Describing themselves as a couple of Auckland teens who hung out on K Rd, doing "punk rock shit" when everyone else was listening to "overworked, limp wristed pop-rock", Emily Littler and Billie Rogers bribed original drummer Mikey Sperring with beer and weed to form the three-piece initially known as Mean Street.
The band first gained radio exposure from a demo version of ‘You Do the Maths’, which appeared on the 95bFM Top 10 less than a year after their inception.
Throughout 2008 and 2009, Mean Street played regularly in Auckland, gaining a reputation as one of the hardest working bands in the city and fostering a punk rock attitude.
Creative differences and growing commitment from Littler and Rogers eventually led to the departure of Sperring on drums, who opted for the surf-groove sound of The Drab Doo-Riffs. Sperring was replaced by Alex Brown, formerly of frantic Point Chevalier punk group The DHDFDs.
Mean Street then became Street Chant, considered by all three members to be a different band, despite playing some of the same songs.
Street Chant continued to ride the wave of exposure created by hustling shows in Auckland every weekend, securing support slots for a nationwide tour with Flying Nun legends The 3Ds, and an opening spot for The Dead Weather’s Australasian jaunt.
Alongside a hard working reputation, the band also became known for Littler’s fiery attitude, which has resulted in her throwing microphone stands off stage and ramming guitars through kick drums.
Mid-2010 saw the release of the debut album Means on Arch Hill Recordings, a signing initiated after a MySpace message from label owner Ben Howe expressed interest in releasing their material.
The album was generally well received, earning the band a victory in the inaugural Critics’ Choice category at the 2010 New Zealand Music Awards.
Means was recorded and engineered by Bob Frisbee, considered by Street Chant to be instrumental in the evolution of the group from drunk, stoned, screaming teenagers into musicians able to make conscious decisions about sonic experience and vocal tone.
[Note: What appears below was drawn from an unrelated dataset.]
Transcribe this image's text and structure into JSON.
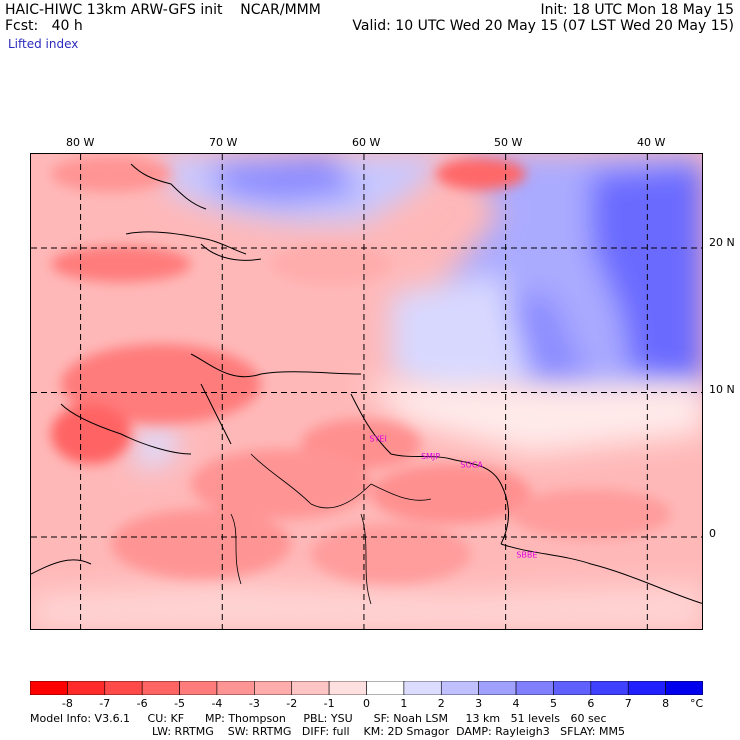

The album was generally well received, earning the band a victory in the inaugural Critics’ Choice category at the 2010 New Zealand Music Awards.
Street Chant headed to the USA in 2011 for the CMJ Music Marathon, South by Southwest Music Conference and a West Coast tour with The Lemonheads, brought about after Evan Dando saw a video of Littler wearing a 3Ds T-shirt (one of his favourite groups, and ex-tour buddies) while playing a bFM ‘In Session’ performance. Street Chant also began work on a follow-up to Means at Arch Hill Studios, Neil Finn’s Roundhead Studios, and Littler’s house, where she prefers to work on her vocals.
In April 2012, listeners caught a glimpse of work from the upcoming album with a double A-side 7-inch, ‘Frail Girls’/‘Salad Daze’, accompanied by videos directed by Levi Beamish and Damian Golfinopoulos. To follow the single, Street Chant released ‘Sink’ in December, a song – according to their Bandcamp page – “telling tales of debaucherous Auckland groundhog nights out”. ‘Sink’ remains the most pop-ready song the group have released to date, with overdubbed, catchy vocal melodies reminiscent of 1990s pop-punk from the United States.
In 2013, they released an EP of throwaways and B-sides called Isthmus of One-Thousand Lovers, sold with a band T-shirt designed by Auckland street-wear brand Arcade. Isthmus features five tracks, with Street Chant reaching to unfamiliar acoustic territory on ‘Tear My Whole Face Off’ and covering Blam Blam Blam’s classic ‘There Is No Depression In New Zealand’.
Singles ‘Never’ and ‘Pedestrian Support League’ were released in 2015, in advance of their album Hauora, released through Arch Hill Recordings in 2016. In 2017 Street Chant was awarded the Taite Music Prize for Hauora.